Materi 28 – Perbedaan Riya’ dan ‘Ujub

Materi 28 – Perbedaan Riya’ dan ‘Ujub

Ceramah Singkat: Tips Mendapatkan Ketenangan Hati (Obat Galau)
Ceramah Singkat Tentang Pendidikan Anak Usia Dini (PAUD)
Ceramah Singkat: Yang Dikenal oleh Hati

Tulisan tentang “Materi 28 – Perbedaan Riya’ dan ‘Ujub” ini adalah catatan yang kami tulis dari Audio kajian khusus peserta WAG UFA OFFICIAL yang disampaikan oleh Ustadz Dr. Firanda Andirja, M.A. Hafidzahullah.

Sebelumnya: Materi 26 – Riya’ Terselubung 2

Transkrip Materi 28 – Perbedaan Riya’ dan ‘Ujub

 بسم الله الرحمن الرحيم

الحمد لله والصلاة والسلام على رسول الله

Ikhwan dan akhwat yang dirahmati oleh Allah Subhanahu wa Ta’ala, setelah kita memahami makna ‘ujub secara istilah, kita bisa paham perkataan Al-Jurjani ketika dia menjelaskan tentang ‘ujub, yaitu seorang merasa dia telah mencapai suatu kedudukan padahal dia tidak berhak untuk mendapatkannya.

Demikianlah orang yang ‘ujub, dia merasa dirinya berhasil dan tinggi karena kemampuan dia, padahal tidak. Padahal keberhasilan itu semata-mata dari Allah Subhanahu wa Ta’ala. Lagi pula kemampuan yang dia miliki, kecerdasan yang dia memiliki, pengalaman yang dia lakukan, semuanya dari Allah Subhanahu wa Ta’ala, semuanya dari Allah Subhanahu wa Ta’ala.

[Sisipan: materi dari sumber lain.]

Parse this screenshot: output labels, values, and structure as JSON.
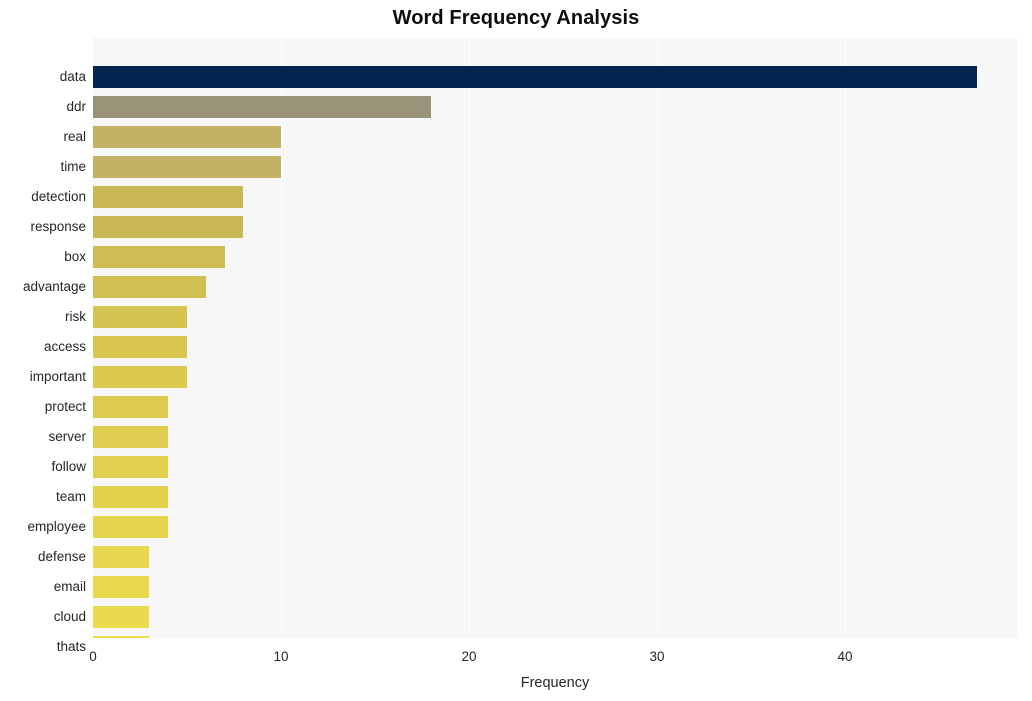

Kita ini nothing, kita ini siapa? Semuanya dari Allah Subhanahu wa Ta’ala. Maka ketika dia merasa dirinya lebih tinggi, merasa dirinya mencapai derajat tertentu dan sebenarnya dia tidak berhak mendapatkan, itulah ‘ujub. Sama seperti penjelasan dari Al-Ghazali bahwasanya ‘ujub ini adalah seseorang merasa bahwa kenikmatan yang dia miliki itu luar biasa dan dia lupa menynadarkannya kepada Allah. Seharusnya ketika dia berhasil maka dia mengatakan ini semua dari Allah.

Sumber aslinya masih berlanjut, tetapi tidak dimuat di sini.